Was heute so selbstverständlich anmutet, als sei es nie anders gewesen, erweist sich bei näherer Untersuchung als ein relativ junges Phänomen, so der Referent. Vor 1820, als sich das Wachstum im Kontext der industriellen Revolution zu beschleunigen begann, verlief die Weltwirtschaft in periodischen Auf- und Abschwüngen. Natürlich wurden im Laufe der Zeit Maßgaben entwickelt, den Reichtum von Ländern einzuschätzen, wie etwa die räumliche Expansion, die Landwirtschaft, die Industrie und spezielle Industriezweige wie etwa die Stahlproduktion. Es existierte jedoch noch kein einheitlicher Begriff von der Wirtschaft als solcher und insbesondere keine Bemessung nach rein monetären Kriterien. Mit dem Ende der Kolonialherrschaft und der territorialen Landnahme wurde erst Mitte des 20. Jahrhunderts in Gestalt des Wachstums, gemessen anhand des BIP, eine neue, nicht zuletzt ideologische Maßgabe etabliert.

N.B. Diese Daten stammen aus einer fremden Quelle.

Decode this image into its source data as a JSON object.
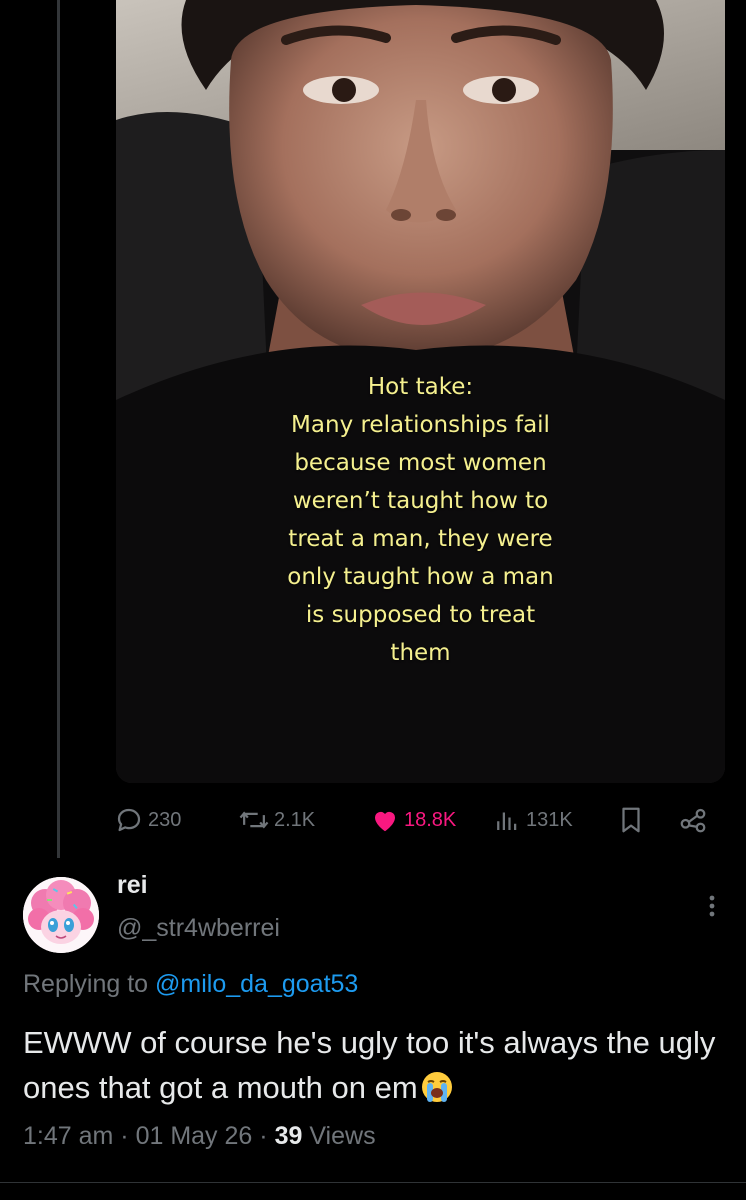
{
  "video": {
    "overlay_text": "Hot take:\nMany relationships fail\nbecause most women\nweren’t taught how to\ntreat a man, they were\nonly taught how a man\nis supposed to treat\nthem"
  },
  "actions": {
    "replies": "230",
    "reposts": "2.1K",
    "likes": "18.8K",
    "views": "131K"
  },
  "reply_tweet": {
    "display_name": "rei",
    "handle": "@_str4wberrei",
    "replying_label": "Replying to",
    "replying_to": "@milo_da_goat53",
    "text": "EWWW of course he's ugly too it's always the ugly ones that got a mouth on em",
    "emoji": "loudly-crying-face",
    "time": "1:47 am",
    "separator": "·",
    "date": "01 May 26",
    "views_count": "39",
    "views_label": "Views"
  },
  "colors": {
    "background": "#000000",
    "text_primary": "#e7e9ea",
    "text_secondary": "#71767b",
    "like_pink": "#f91880",
    "link_blue": "#1d9bf0",
    "caption_yellow": "#f5f08f"
  }
}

In den 1950er Jahren avancierte Wachstum zu einem Schlüsselbegriff in den Wirtschafts- und Sozialwissenschaften wie auch im politischen Diskurs und allgemeinen Sprachgebrauch.

Schmelzer, der in seiner Studie vor allem die Implementierung des Wachstumskonzepts in der OECD und deren Vorläuferorganisation OEEC von den 1940er bis zu den 1970er Jahren und darüber hinaus untersucht hat, stellte vier wesentliche Diskurse des Wachstums-Paradigmas vor:

1) Die These, daß die ökonomische Aktivität durch das BIP adäquat bemessen ist, worin im wesentlichen der Geldaustausch in der Marktwirtschaft eines Nationalstaats wiedergegeben wird. Die meisten Kontroversen, die heute darum geführt werden, daß das BIP unser Leben unzutreffend bemißt, lassen sich auf die Phase der internationalen Standardisierung dieser weltweit einflußreichsten Bemessungsgröße in den 1940er und frühen 1950er Jahren zurückverfolgen. Die Statistiker waren damals nicht nur sehr vorsichtig, was die Fähigkeit und Universalität dieser Größe zur Bemessung des Wohlstands wie auch die Vergleichbarkeit durch Zeit und Raum betrifft, sondern führten auch heftige Kontroversen darüber, wie ökonomischer Output zu definieren sei und welche Aussagekraft diese Zahl habe. Eine bedeutsame Kontroverse betraf die unbezahlte Hausarbeit, die in manche Statistiken Eingang fand, in andere hingegen nicht.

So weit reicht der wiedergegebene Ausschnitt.